Shopify takes a 20% revenue share (reduced to 0% for the first $1M/year since August 2021 changes), but in exchange, you get:
- Zero payment processing setup
- Merchant trust (they're already paying through Shopify)
- Automatic currency handling
- Free trial support built-in
- Dunning and failed payment management
For a solo developer, not having to build or maintain a billing system is worth the revenue share.
Nice-to-Haves
- Shopify CLI dev tools - Live reloading, tunnel setup, and app preview
- GraphiQL - Built into the Shopify admin for testing GraphQL queries
- Sentry - Error tracking (webhook failures can be silent)

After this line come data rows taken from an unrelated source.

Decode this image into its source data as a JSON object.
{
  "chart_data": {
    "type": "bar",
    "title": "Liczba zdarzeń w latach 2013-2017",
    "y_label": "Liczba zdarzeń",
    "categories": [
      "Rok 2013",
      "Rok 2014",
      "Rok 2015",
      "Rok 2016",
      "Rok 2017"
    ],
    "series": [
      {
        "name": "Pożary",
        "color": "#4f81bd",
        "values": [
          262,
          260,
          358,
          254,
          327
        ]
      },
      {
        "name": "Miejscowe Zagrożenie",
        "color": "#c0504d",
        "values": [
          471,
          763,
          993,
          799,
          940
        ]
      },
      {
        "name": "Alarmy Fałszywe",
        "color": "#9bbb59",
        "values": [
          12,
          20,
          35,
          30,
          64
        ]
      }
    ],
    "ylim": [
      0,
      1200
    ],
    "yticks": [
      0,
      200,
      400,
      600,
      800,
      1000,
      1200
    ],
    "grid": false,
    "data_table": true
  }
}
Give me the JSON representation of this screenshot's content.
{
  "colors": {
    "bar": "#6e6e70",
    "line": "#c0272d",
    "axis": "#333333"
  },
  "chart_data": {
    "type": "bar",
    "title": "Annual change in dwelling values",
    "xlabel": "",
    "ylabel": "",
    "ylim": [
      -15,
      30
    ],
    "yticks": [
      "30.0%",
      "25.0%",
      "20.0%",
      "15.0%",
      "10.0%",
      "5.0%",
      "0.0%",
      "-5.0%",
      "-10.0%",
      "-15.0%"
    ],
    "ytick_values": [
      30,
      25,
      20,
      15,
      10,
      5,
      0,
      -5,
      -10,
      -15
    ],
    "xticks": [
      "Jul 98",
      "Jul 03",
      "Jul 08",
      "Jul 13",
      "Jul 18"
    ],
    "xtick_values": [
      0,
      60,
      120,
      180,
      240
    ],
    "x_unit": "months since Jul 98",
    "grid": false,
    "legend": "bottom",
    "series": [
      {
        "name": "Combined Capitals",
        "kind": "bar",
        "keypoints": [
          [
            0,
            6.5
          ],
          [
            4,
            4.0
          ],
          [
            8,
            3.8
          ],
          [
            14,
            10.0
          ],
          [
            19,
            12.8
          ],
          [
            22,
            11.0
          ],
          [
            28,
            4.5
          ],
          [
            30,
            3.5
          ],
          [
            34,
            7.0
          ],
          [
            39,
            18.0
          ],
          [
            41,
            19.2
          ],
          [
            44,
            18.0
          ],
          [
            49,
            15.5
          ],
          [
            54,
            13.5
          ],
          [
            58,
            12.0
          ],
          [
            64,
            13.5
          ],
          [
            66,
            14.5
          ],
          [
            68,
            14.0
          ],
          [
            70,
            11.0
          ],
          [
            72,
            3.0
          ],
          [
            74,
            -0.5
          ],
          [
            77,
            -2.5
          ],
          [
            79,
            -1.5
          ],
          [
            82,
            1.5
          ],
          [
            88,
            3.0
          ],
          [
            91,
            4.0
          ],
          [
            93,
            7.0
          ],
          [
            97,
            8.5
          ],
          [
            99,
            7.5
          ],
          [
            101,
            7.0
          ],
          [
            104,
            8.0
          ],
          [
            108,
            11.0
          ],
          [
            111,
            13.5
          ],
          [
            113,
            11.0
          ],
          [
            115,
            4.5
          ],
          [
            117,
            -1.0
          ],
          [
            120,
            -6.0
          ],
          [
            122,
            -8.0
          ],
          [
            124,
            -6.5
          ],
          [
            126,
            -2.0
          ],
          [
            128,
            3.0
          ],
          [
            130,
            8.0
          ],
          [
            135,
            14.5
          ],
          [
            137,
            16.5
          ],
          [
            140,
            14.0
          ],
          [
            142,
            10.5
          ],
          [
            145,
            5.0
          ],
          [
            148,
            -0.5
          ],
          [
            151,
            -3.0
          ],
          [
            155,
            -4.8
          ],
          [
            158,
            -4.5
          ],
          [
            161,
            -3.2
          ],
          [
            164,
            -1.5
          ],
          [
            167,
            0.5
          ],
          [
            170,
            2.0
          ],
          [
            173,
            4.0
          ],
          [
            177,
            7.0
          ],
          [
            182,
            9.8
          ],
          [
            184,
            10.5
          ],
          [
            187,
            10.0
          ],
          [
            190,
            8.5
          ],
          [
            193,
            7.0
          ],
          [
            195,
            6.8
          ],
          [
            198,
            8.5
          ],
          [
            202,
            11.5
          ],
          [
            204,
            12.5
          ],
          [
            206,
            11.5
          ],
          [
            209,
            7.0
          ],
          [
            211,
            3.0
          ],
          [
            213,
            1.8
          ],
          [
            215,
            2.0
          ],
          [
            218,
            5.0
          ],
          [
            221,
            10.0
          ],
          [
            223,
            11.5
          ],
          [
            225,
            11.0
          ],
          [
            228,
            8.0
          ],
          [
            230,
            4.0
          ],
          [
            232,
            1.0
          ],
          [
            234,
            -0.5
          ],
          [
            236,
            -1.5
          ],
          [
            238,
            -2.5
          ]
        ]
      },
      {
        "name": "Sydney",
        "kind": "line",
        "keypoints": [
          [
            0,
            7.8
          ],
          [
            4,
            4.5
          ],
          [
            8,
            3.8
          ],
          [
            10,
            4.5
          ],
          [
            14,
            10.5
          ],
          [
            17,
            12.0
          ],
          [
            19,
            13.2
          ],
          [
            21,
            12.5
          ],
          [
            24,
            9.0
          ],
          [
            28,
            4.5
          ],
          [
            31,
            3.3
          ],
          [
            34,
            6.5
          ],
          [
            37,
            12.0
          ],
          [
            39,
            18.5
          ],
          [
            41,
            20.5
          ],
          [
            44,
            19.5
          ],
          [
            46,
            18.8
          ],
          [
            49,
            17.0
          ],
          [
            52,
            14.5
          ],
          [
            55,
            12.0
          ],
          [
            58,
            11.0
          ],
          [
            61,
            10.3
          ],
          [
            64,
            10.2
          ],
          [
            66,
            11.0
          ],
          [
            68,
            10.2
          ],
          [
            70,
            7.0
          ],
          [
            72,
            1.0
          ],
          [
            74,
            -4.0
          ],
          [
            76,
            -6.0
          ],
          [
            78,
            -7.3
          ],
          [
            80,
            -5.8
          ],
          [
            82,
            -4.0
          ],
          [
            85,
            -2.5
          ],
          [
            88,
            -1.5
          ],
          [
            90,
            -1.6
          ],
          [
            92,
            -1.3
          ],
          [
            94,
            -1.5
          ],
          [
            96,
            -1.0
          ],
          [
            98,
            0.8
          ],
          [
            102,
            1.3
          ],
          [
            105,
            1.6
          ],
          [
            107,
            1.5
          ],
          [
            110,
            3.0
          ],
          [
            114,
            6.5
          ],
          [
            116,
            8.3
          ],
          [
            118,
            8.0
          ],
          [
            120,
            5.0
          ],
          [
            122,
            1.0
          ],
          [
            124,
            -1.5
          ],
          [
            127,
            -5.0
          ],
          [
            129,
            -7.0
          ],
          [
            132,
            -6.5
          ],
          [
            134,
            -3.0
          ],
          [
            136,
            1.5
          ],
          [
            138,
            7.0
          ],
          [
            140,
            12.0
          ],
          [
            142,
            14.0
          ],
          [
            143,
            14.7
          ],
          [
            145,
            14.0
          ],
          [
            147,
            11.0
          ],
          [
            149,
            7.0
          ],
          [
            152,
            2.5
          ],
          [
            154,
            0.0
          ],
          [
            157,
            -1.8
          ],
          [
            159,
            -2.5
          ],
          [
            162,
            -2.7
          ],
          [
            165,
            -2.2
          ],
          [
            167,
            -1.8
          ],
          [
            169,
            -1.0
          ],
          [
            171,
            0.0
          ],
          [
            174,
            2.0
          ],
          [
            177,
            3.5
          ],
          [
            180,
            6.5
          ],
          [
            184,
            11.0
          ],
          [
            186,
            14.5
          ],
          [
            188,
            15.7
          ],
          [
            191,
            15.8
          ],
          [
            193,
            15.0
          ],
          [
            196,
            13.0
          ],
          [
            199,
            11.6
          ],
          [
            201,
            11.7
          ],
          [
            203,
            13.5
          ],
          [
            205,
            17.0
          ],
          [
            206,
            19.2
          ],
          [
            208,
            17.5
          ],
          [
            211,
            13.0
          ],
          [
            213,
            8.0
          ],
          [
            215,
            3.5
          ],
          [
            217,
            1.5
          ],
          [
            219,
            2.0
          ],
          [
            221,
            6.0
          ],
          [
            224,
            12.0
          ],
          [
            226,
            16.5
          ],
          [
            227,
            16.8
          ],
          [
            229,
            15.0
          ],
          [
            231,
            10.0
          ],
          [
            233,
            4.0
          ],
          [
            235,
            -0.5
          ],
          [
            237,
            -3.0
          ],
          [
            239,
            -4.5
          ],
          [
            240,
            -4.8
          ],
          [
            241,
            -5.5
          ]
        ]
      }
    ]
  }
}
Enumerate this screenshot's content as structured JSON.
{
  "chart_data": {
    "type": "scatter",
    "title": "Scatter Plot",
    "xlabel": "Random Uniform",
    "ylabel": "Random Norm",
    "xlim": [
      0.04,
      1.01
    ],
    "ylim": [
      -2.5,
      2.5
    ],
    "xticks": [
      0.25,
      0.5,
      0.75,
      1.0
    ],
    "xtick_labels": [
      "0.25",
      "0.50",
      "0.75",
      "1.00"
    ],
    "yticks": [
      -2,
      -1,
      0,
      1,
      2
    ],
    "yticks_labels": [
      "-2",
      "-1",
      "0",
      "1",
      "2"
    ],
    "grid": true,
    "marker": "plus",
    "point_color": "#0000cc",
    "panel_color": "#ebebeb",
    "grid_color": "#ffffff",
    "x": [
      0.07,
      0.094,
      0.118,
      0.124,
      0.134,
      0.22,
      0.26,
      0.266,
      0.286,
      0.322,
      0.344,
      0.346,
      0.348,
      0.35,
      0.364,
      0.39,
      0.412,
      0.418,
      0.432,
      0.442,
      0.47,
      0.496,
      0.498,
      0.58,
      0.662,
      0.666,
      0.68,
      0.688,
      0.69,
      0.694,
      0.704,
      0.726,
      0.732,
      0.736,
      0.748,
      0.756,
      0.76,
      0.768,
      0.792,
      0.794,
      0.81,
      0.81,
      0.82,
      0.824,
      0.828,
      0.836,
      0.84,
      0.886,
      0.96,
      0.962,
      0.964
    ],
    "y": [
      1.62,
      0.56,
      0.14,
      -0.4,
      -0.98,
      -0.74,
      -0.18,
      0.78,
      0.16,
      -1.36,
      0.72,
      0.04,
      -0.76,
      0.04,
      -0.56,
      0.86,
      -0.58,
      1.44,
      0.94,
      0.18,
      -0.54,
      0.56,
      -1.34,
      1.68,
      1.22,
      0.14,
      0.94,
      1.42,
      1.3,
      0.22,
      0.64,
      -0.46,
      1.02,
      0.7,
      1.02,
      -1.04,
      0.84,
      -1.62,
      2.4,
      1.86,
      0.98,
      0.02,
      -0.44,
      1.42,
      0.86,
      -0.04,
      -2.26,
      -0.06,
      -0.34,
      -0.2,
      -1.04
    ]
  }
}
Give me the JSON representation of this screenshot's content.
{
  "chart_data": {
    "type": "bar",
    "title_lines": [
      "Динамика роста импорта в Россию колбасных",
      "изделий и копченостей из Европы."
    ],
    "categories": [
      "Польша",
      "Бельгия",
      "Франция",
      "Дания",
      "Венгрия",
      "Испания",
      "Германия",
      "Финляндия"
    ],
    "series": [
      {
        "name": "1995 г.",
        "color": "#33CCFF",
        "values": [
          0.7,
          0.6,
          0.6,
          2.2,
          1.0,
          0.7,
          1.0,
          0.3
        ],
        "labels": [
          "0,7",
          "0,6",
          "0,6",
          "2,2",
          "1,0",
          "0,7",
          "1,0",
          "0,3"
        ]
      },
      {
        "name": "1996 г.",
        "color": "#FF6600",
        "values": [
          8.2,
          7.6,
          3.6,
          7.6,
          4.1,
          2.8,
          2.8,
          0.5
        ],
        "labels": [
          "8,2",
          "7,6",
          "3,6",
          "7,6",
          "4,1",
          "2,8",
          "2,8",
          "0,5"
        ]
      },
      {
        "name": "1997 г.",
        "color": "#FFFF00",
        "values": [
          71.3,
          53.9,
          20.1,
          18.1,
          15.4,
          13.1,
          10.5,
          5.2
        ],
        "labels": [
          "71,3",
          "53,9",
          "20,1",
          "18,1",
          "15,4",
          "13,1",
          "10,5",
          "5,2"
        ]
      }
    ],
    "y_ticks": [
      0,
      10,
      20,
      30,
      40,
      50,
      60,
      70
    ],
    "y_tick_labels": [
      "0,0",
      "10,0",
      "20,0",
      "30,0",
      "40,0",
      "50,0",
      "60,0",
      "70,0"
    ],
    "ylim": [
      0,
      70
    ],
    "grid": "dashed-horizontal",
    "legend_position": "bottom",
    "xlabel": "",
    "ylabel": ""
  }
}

- Metafield definitions - Store app data directly on Shopify resources
Monthly Cost Breakdown
| Service | Cost |
|---|---|
| Shopify Partner Account | $0 (free) |
| Railway (Starter) | $5/month |
| Railway PostgreSQL | Included |
| Railway Redis | Included |
| Domain | $1/month |
| Total | ~$6/month |
The Shopify Partner program is free to join, and listing your app is free. Shopify takes a revenue share only when you make money, not before.
Conclusion
The best stack for a solo developer building a Shopify app: Remix (Shopify's official template) with Polaris for UI, Prisma + PostgreSQL for data, hosted on Railway, with Shopify's Billing API for monetization.
Don't fight the ecosystem. Shopify has done the hard work of deciding the stack, building the templates, and providing the billing infrastructure. Your job as a solo developer is to find a real merchant pain point, build a focused solution, and ship it fast. Let Shopify's 2 million merchants be your marketing team through the App Store, and focus your energy on the product, not the plumbing.